Inflation en Tunisie : des chiffres rassurent…d’autres inquiètent
Alors que l’inflation officielle semble sous contrôle, les données monétaires racontent une autre histoire. Hechmi Alaya décrypte un paradoxe tunisien : une masse monétaire en forte expansion, sans flambée apparente des prix.
Inflation : un reflux trompeur
- 4,9 % : taux d’inflation officiel en octobre 2025 (contre 6,7 % un an plus tôt).
- 5,3 % : inflation moyenne attendue pour l’année 2025.
- 0,1 % : hausse mensuelle des prix de l’alimentation en octobre.
- 1,1 % : inflation sur les produits à prix administrés — son plus bas niveau depuis 2018.
« L’inflation n’est pas ce qu’indique l’indice officiel des prix. » — Hechmi Alaya
Alaya pointe les limites méthodologiques de l’IPCF : sélection des produits, prix administrés, moyennes arithmétiques qui lissent les hausses réelles. Il évoque une « inflation cachée » qui pèse sur les ménages sans apparaître dans les chiffres.
Mais on peut faire dire aux chiffres ce que nous voulons que les gens croient n’est ce pas ?
Masse monétaire : une croissance à deux chiffres
- +11,0 % : croissance moyenne de la masse monétaire (M3) depuis janvier 2025.
- +15,5 % : hausse de la masse de cash (billets et pièces) à fin septembre.
- +11,1 % : progression des dépôts à vue sur un an.
« La quantité de monnaie augmente beaucoup plus vite que les richesses réellement créées. » — Hechmi Alaya
Cette expansion monétaire, selon lui, est « une fuite en avant budgétaire » : elle alimente l’État, pas l’économie réelle.
Crédit : l’État capte la liquidité
- 95,7 % : part de la création monétaire provenant des crédits (moyenne sur 5 ans).
- 31,5 % : part des crédits captée par l’État en 2025 (contre 2,5 % dans les années 2000).
- 63,7 % : part des crédits allouée à l’économie réelle — un plus bas historique.
« La politique monétaire est désormais asservie à la politique budgétaire. » — Hechmi Alaya
Les banques, contraintes par l’État et une faible demande privée, privilégient les créances publiques. Résultat : raréfaction de la monnaie privée et stagnation des investissements productifs.
Demande en berne, pouvoir d’achat érodé
- 1,2 fois : vitesse moyenne de circulation de la monnaie en 2025 (contre 2 fois dans les années 2000).
- 8 170 dinars : revenu par habitant en 2025, équivalent à celui de 2017.
- 12850 dinars : revenu par habitant en parité de pouvoir d’achat, au niveau de 2014.
« Les Tunisiens n’ont pas retrouvé leur niveau de vie d’il y a huit ans. » — Hechmi Alaya
La faiblesse de la demande intérieure freine la transmission inflationniste de la masse monétaire.

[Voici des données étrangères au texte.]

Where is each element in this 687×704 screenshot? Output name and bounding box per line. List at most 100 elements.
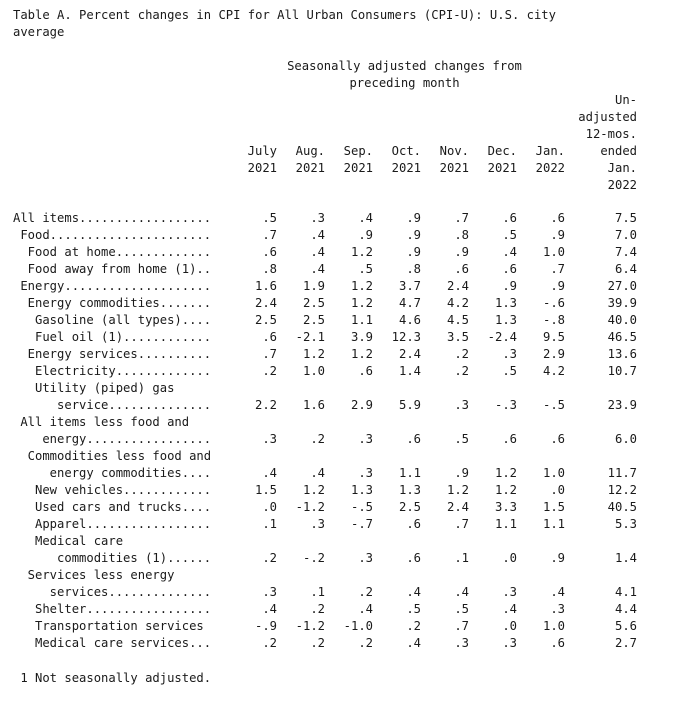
row-label: Energy....................	[13, 279, 212, 293]
value-cell	[473, 533, 517, 550]
value-cell: .4	[358, 211, 373, 225]
value-cell	[281, 533, 325, 550]
value-cell: 3.9	[350, 330, 373, 344]
value-cell: .3	[262, 585, 277, 599]
value-cell	[233, 533, 277, 550]
value-cell: 1.2	[302, 483, 325, 497]
value-cell: 2.9	[350, 398, 373, 412]
row-label: Energy commodities.......	[13, 296, 212, 310]
value-cell	[425, 448, 469, 465]
unadjusted-value-cell	[577, 380, 637, 397]
value-cell: .2	[358, 636, 373, 650]
unadjusted-value-cell: 40.5	[607, 500, 637, 514]
value-cell: .2	[310, 432, 325, 446]
column-header-year: 2021	[295, 161, 325, 175]
unadjusted-header-line: 12-mos.	[585, 127, 637, 141]
column-header-year: 2021	[487, 161, 517, 175]
value-cell: .5	[358, 262, 373, 276]
value-cell: .7	[262, 347, 277, 361]
value-cell: .5	[406, 602, 421, 616]
unadjusted-value-cell: 23.9	[607, 398, 637, 412]
unadjusted-value-cell: 39.9	[607, 296, 637, 310]
unadjusted-value-cell: 7.5	[614, 211, 637, 225]
value-cell: .5	[502, 364, 517, 378]
value-cell: 4.7	[398, 296, 421, 310]
value-cell: .7	[262, 228, 277, 242]
value-cell	[521, 380, 565, 397]
value-cell: -.5	[350, 500, 373, 514]
unadjusted-value-cell: 7.4	[614, 245, 637, 259]
value-cell: .4	[310, 245, 325, 259]
value-cell	[233, 414, 277, 431]
unadjusted-value-cell: 5.3	[614, 517, 637, 531]
value-cell: 2.2	[254, 398, 277, 412]
value-cell: -.7	[350, 517, 373, 531]
column-header-month: Sep.	[343, 144, 373, 158]
value-cell	[281, 567, 325, 584]
unadjusted-header-line: 2022	[607, 178, 637, 192]
unadjusted-value-cell: 46.5	[607, 330, 637, 344]
value-cell: .5	[502, 228, 517, 242]
column-header-month: Nov.	[439, 144, 469, 158]
row-label: Apparel.................	[13, 517, 212, 531]
row-label: services..............	[13, 585, 212, 599]
value-cell: .0	[502, 619, 517, 633]
value-cell: -.5	[542, 398, 565, 412]
value-cell: .2	[406, 619, 421, 633]
value-cell: 1.1	[494, 517, 517, 531]
value-cell: .4	[310, 262, 325, 276]
value-cell: .6	[502, 211, 517, 225]
value-cell: .2	[310, 636, 325, 650]
value-cell: .3	[454, 636, 469, 650]
value-cell: 2.4	[254, 296, 277, 310]
value-cell: -.3	[494, 398, 517, 412]
value-cell: 1.9	[302, 279, 325, 293]
value-cell: 1.2	[350, 279, 373, 293]
value-cell: 2.5	[398, 500, 421, 514]
value-cell: .2	[310, 602, 325, 616]
value-cell	[329, 533, 373, 550]
value-cell: 1.5	[254, 483, 277, 497]
value-cell: .9	[550, 228, 565, 242]
value-cell: .8	[262, 262, 277, 276]
value-cell: .9	[406, 228, 421, 242]
value-cell: .4	[550, 585, 565, 599]
row-label: Energy services..........	[13, 347, 212, 361]
column-header-year: 2022	[535, 161, 565, 175]
value-cell	[473, 567, 517, 584]
unadjusted-value-cell: 6.0	[614, 432, 637, 446]
column-header-year: 2021	[391, 161, 421, 175]
value-cell: .9	[502, 279, 517, 293]
value-cell: 1.3	[494, 296, 517, 310]
value-cell	[425, 414, 469, 431]
row-label: Services less energy	[13, 568, 175, 582]
unadjusted-value-cell: 5.6	[614, 619, 637, 633]
row-label: Electricity.............	[13, 364, 212, 378]
value-cell: .6	[550, 211, 565, 225]
unadjusted-header-line: adjusted	[578, 110, 637, 124]
row-label: energy.................	[13, 432, 212, 446]
value-cell: 1.1	[350, 313, 373, 327]
value-cell: .6	[358, 364, 373, 378]
value-cell	[233, 567, 277, 584]
value-cell: .4	[262, 602, 277, 616]
value-cell: .9	[454, 245, 469, 259]
value-cell: .2	[358, 585, 373, 599]
value-cell: 1.6	[302, 398, 325, 412]
value-cell: 1.3	[398, 483, 421, 497]
value-cell	[377, 380, 421, 397]
value-cell	[473, 448, 517, 465]
value-cell: .2	[454, 347, 469, 361]
value-cell: 1.2	[446, 483, 469, 497]
value-cell: 1.0	[542, 245, 565, 259]
value-cell: .6	[406, 432, 421, 446]
unadjusted-value-cell: 6.4	[614, 262, 637, 276]
unadjusted-value-cell: 2.7	[614, 636, 637, 650]
value-cell: .4	[406, 636, 421, 650]
value-cell: .0	[262, 500, 277, 514]
value-cell: .4	[310, 228, 325, 242]
row-label: All items..................	[13, 211, 212, 225]
unadjusted-value-cell: 40.0	[607, 313, 637, 327]
unadjusted-value-cell: 11.7	[607, 466, 637, 480]
unadjusted-value-cell	[577, 414, 637, 431]
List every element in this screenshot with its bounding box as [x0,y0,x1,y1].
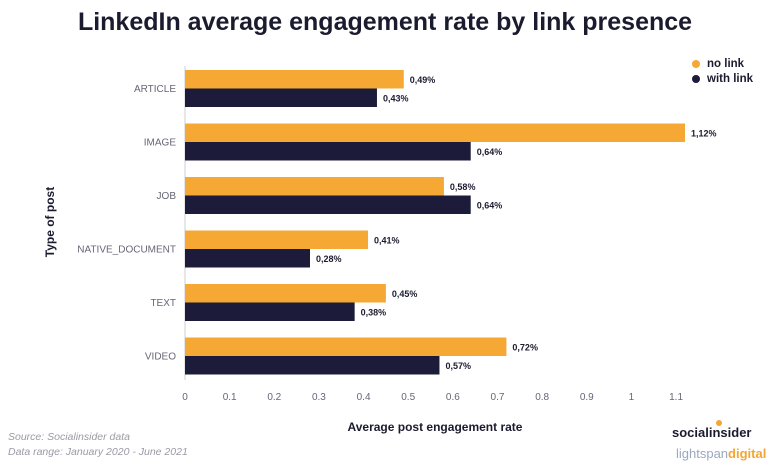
x-tick-label: 0.6 [446,392,460,403]
bar-with-link-native_document [185,249,310,268]
bar-with-link-image [185,142,471,161]
data-label: 0,64% [477,200,503,210]
chart-title: LinkedIn average engagement rate by link… [77,8,693,36]
source-text: Source: Socialinsider data [8,431,130,443]
data-label: 0,58% [450,182,476,192]
data-range-text: Data range: January 2020 - June 2021 [8,446,188,458]
data-label: 0,64% [477,147,503,157]
bar-no-link-article [185,70,404,89]
category-label: JOB [157,191,177,202]
legend-label-no-link: no link [707,57,745,70]
bar-no-link-text [185,284,386,303]
logo-dot-icon [716,420,722,426]
bar-with-link-video [185,356,440,375]
source-note: Source: Socialinsider data Data range: J… [8,430,188,460]
data-label: 0,57% [445,361,471,371]
category-label: VIDEO [145,352,176,363]
x-tick-label: 1.1 [669,392,683,403]
x-tick-label: 0.5 [401,392,415,403]
data-label: 1,12% [691,128,717,138]
digital-text: digital [728,446,767,461]
legend-item-no-link[interactable]: no link [692,56,753,71]
bar-no-link-image [185,123,685,142]
x-tick-label: 0.9 [580,392,594,403]
data-label: 0,38% [361,307,387,317]
data-label: 0,72% [512,342,538,352]
data-label: 0,45% [392,289,418,299]
x-tick-label: 0 [182,392,188,403]
data-label: 0,41% [374,235,400,245]
chart-legend: no link with link [692,56,753,86]
data-label: 0,43% [383,93,409,103]
category-label: NATIVE_DOCUMENT [77,245,176,256]
legend-label-with-link: with link [707,72,753,85]
x-tick-label: 0.1 [223,392,237,403]
bar-no-link-video [185,337,507,356]
bar-no-link-native_document [185,230,369,249]
data-label: 0,49% [410,75,436,85]
legend-swatch-no-link [692,59,700,68]
x-tick-label: 1 [629,392,635,403]
bar-with-link-text [185,302,355,321]
legend-swatch-with-link [692,74,700,83]
x-tick-label: 0.4 [357,392,371,403]
x-axis-title: Average post engagement rate [348,420,523,434]
category-label: TEXT [150,298,176,309]
bar-with-link-job [185,195,471,214]
bar-with-link-article [185,88,377,107]
category-label: IMAGE [144,138,177,149]
x-tick-label: 0.7 [491,392,505,403]
bar-no-link-job [185,177,444,196]
y-axis-title: Type of post [43,187,57,257]
data-label: 0,28% [316,254,342,264]
lightspan-text: lightspan [676,446,729,461]
category-label: ARTICLE [134,84,176,95]
legend-item-with-link[interactable]: with link [692,71,753,86]
x-tick-label: 0.8 [535,392,549,403]
socialinsider-logo: socialinsider [672,425,752,440]
x-tick-label: 0.2 [267,392,281,403]
lightspan-digital-logo: lightspandigital [676,446,766,461]
x-tick-label: 0.3 [312,392,326,403]
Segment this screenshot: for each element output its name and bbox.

Mais elle traduit surtout un appauvrissement généralisé.
Une stabilité apparente, déséquilibres profonds
Hechmi Alaya alerte : « Ce n’est pas l’inflation qui est maîtrisée, c’est la demande qui est étouffée. » La Tunisie vit une illusion de stabilité, masquant une fragilité monétaire et sociale. Sans réforme du Policy-mix, le risque d’un retour brutal de l’inflation reste entier.
(Source : Ecoweek numéro 41 du 9 novembre 2025)
EN BREF
- L’inflation officielle recule, mais les indicateurs masquent une hausse réelle des coûts supportés par les ménages.
- La masse monétaire progresse à deux chiffres, portée par le financement de l’État plutôt que par l’économie productive.
- Le crédit se concentre sur les besoins publics, marginalisant les entreprises et les investissements.
- La demande intérieure reste faible, freinant la transmission des hausses monétaires.
- Cette stabilité apparente cache des déséquilibres profonds et un risque de retour inflationniste.